С его ранних рассказов — прежде с «Цветов для профессора Плейшнера», с «Голубцов», с «Тараканов» [«Из последней щели»] — с такой ранней язвительной фантастики. Шендерович начинал как фантаст очень хороший, и печатали его сначала именно в тексте. Со стихов — неплохо.
«Возможно ли написание современной версии (или аналога) «Жизни Клима Самгина»?»
Конечно, возможно. Просто надо вычленить такого же типажа в современной русской жизни — человека, который умеет быть всегда правым. Именно такую жизнь сноба или снобки написать. «Жизнь Клима Самгина», по-моему, вполне может быть и романом о женщине сегодня, потому что это скорее женская стратегия — казаться и не быть женской (в том смысле, что гибкая).
«Как вы оцениваете финал повести «Прощание с Матёрой»?» Ну, ясно же, что все погибли. По-моему, иначе никак.
«Москва Платонова, — имеется в виду «Счастливая Москва», — это издевательство, пародия или неадекват?»
Серёжа, не знаю. На этот вопрос не могут ответить крупнейшие платоноведы в диапазоне, скажем, от Елены Шубиной и кончая Варламовым, автором его биографии. Ну, не понятно, что там. Конечно, «Счастливая Москва» — это, с одной стороны, книга изо всех пытающаяся быть лояльной. Но, с другой стороны, в этом лоялизме, конечно, уже есть масса и противоречий, и опасностей, и прямого абсурда. Я думаю, что и «Ноев ковчег» — это тоже вещь, написанная с мучительным желанием быть лояльным, а на самом деле это пародия. У него так получается.
Много вопросов про «Анну Каренину». Вот вопрос: «Полной ерундой представляется ему [Чехову] «Крейцерова соната». А почему же ему не представляется такой же ерундой и «Анна Каренина»?»
Потому что в «Анне Карениной», во-первых, содержится очень точный, в том числе политический, портрет России. И, конечно, эта вещь гораздо масштабнее. А во-вторых, ему кажется, что если в основе «Крейцеровой сонаты» лежит совершенно абсурдная мысль о вредности секса, деторождения, о кошмаре семьи и так далее, то в «Анне Карениной» концепция на втором плане, а на первом — потрясающие художественные средства.
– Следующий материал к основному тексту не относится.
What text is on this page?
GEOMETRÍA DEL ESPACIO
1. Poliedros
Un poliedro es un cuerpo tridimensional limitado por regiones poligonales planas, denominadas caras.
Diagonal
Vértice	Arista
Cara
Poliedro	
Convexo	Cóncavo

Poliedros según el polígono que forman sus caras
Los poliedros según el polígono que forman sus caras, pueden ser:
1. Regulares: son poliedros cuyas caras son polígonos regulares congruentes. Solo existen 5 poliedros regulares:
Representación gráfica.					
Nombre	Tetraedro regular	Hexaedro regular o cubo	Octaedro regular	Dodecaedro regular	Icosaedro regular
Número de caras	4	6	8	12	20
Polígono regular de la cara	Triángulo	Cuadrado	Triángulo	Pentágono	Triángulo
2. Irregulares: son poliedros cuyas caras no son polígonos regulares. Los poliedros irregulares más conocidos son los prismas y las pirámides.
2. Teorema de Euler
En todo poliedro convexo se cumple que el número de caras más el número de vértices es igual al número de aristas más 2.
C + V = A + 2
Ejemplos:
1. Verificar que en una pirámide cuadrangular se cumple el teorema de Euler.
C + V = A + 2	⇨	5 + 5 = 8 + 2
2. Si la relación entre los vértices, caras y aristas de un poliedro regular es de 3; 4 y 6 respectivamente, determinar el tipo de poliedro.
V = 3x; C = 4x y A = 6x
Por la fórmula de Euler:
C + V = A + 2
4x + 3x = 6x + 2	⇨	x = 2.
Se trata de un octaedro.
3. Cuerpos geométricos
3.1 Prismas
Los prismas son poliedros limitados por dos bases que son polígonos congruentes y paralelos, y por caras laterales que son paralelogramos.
Интересно, что Чехов не хочет видеть в «Крейцеровой сонате» подробную клиническую картину безумия, а видит в ней авторскую мысль. Наверное, у него есть к тому некоторые основания.
Поотвечаем на вопросы, приходящие на почту. Их тоже чрезвычайно много. Сейчас, подождите, пока откроется.
«Зачем пытаться объективно анализировать «Замок» с точки зрения разных школ? Это отдельное и ужасно мучительное удовольствие». Да, можно попробовать. Я думаю, что как раз… Ну, тут пишут: «Замок» — это невротический роман высшего класса, а всё невротическое характеризуется нескончаемыми навязчивыми повторениями. Кафка почувствовал, что не сможет закончить книгу, потому что в идеале она должна продолжаться до бесконечности». Совершенно верно, Денис, именно это я и сказал.
«В своих статьях и лекциях вы часто упоминали о Павле Антокольском как об одном из недооценённых русских поэтов XX века. Расскажите о вашем отношении к нему».
Решено — следующая лекция будет об Антокольском. Я Антокольского люблю страстно, наизусть знаю «Франсуа Вийона» (его лучшую, как он считал, драматическую поэму) и «Девушку Франсуа Вийона» ( продолжение, аппендикс к ней). Я считаю его великим поэтом. Так сложилась его жизнь, что тридцатые-сороковые были для него потеряны. В пятидесятых он начал выправляться и написал несколько гениальных вещей — например, «Балладу о чудном мгновении». А шестидесятые-семидесятые — это такой поздний великолепный старческий взлёт.
Это писал восьмидесятилетний старик, но совершенно грандиозный текст.